Moreover, for the case of the hard sciences, consistent funding is a problem. Since an accurate simulation relies on the sciences for design, they must be treated as part of the economic ecosystem. If a cost allocation system were to compensate specializations for their modeling methods, it would alleviate pressure on the government to make science based decisions on funding priority. For example, every time planetary nebulae or white dwarf stars are simulated in a space simulator in our framework, a percentage of cost flows to a fund dedicated to that particular specialization.
There even already exist institutions to help disseminate the flow of income appropriately. I use the case of astronomy since I’m more familiar, where the AAS or IAU might incorporate the additional income into their existing grant structure. However, I would discourage the involvement of traditional pay-wall journal business models. The Open Access project has a few suggestions on that, but if instituted correctly, a gaming driven income model for the sciences would absolutely change the face of our society. Halo 4 grossed $220 Million in one day. That’s more than some entire fields of study are awarded in a year by the government. I’m just suggesting that if scifi gaming and films gave earnings to hard science and engineering, or if reality TV gave some manageable portion of net income to sociology and psychology, our civilization would be considerably better off.
Of course this is all speculative and in practice it is likely very difficult to implement or enforce against redistribution hacks. Still, I hope I have the wheels turning for you. Elective, decentralized wealth redistribution with complete transparency could be one way to fund basic research, experimental code projects, and an entirely new type of startup company. Emerging digital markets need to pay more money to the content producers, otherwise we will just continue to inflate a consumption bubble with less than optimal progress and empty wages. This can hurt everyone in the long run and alternatives need to be considered!
Will MetaSim and projects like it steer the way, or will big business gaming steamroll us, patent trolls annihilate us, or market forces steer towards centralized platforms only?
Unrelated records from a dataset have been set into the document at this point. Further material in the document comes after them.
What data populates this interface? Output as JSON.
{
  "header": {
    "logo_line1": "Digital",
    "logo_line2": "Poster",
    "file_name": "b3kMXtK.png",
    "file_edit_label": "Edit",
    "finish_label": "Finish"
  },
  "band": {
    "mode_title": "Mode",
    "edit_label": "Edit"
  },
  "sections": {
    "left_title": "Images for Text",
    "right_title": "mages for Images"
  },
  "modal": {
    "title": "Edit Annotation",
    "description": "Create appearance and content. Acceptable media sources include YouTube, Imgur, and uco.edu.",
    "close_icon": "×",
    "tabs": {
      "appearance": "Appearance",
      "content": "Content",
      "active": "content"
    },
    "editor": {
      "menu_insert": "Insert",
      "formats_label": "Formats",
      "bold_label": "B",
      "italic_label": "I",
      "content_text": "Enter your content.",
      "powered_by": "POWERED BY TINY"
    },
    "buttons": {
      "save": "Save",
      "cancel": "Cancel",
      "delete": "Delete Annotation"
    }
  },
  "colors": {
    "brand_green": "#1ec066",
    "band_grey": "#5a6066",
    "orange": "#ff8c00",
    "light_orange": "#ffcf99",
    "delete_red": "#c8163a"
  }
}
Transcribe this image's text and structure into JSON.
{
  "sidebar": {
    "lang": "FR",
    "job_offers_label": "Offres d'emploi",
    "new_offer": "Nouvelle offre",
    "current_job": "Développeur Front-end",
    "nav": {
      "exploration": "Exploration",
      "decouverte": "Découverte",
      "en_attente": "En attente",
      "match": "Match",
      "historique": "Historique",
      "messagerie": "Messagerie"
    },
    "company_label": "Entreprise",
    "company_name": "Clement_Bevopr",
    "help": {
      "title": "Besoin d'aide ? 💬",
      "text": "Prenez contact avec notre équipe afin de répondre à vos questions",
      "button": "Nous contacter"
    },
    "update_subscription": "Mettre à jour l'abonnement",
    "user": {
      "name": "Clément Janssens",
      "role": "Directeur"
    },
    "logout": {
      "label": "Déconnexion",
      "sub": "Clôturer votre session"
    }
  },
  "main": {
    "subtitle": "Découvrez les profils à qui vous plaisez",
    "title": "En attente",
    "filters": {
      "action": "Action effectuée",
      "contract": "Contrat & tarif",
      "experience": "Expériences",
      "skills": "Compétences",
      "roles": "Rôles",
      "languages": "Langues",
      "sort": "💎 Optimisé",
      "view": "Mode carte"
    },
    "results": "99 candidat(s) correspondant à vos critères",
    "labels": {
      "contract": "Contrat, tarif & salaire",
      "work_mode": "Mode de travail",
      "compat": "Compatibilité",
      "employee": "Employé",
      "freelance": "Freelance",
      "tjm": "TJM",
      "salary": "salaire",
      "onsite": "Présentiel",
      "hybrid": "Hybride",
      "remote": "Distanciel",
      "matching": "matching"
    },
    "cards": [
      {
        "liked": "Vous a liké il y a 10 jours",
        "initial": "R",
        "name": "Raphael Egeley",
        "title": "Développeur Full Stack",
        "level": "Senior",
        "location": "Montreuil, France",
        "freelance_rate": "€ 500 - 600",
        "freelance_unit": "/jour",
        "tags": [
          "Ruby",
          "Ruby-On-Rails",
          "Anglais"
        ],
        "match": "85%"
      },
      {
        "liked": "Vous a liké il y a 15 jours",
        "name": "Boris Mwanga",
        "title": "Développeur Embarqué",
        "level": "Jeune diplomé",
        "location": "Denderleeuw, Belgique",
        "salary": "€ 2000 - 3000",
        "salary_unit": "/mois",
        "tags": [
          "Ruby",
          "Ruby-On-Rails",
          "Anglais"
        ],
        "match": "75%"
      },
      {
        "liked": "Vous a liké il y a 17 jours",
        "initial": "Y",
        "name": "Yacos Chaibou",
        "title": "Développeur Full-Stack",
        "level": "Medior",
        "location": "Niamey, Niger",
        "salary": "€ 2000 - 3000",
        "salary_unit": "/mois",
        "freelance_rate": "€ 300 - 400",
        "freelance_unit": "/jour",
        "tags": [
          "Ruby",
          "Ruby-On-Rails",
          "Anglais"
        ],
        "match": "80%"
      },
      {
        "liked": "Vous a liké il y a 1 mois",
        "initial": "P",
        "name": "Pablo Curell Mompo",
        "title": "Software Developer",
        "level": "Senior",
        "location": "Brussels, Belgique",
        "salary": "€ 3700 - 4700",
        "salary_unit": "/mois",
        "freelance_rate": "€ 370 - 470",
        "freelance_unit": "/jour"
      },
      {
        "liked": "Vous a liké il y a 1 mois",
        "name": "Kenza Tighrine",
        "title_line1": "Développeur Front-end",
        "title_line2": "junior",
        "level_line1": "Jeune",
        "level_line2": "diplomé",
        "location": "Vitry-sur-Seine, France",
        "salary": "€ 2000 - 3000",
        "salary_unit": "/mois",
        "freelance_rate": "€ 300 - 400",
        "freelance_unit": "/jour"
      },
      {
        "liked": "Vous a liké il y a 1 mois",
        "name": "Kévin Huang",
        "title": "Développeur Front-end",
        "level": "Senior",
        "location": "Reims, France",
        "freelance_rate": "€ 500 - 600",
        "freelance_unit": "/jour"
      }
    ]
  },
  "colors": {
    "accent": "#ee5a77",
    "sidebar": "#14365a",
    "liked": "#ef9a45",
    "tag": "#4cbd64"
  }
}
I’m really hoping our distributed dream becomes contagious, but if not, let’s hope our experiments make some small influence on the direction of the giants.
Truly, I am not concerned about our own failure, what I am concerned about is getting humanity’s collective focus on the right track. We need to be able to model the world accurately and holistically like in Skazinski’s Zemerge. It does not matter how that gets done, so long as those tools become freely available to everyone instead of just a privileged minority of those who can afford it.
I have the dream of turning such simulated worlds into a vast partner platform that pays contributors systematically. We can fix issues in the global economy by providing a distributed digital P2P service space, and transition from a consumer economy to a balanced production to consumption system.
So long as our MetaSim project behaves more like a resistance movement than a traditional company, progress will stay low cost but the payoff enormous. We have a few brilliant contributors already, but we need more, from every level of experience. Come to us with a willingness to give and you will learn as we go. Contribute and share your knowledge, and the world will become a better place for it. ¡Viva la simulación!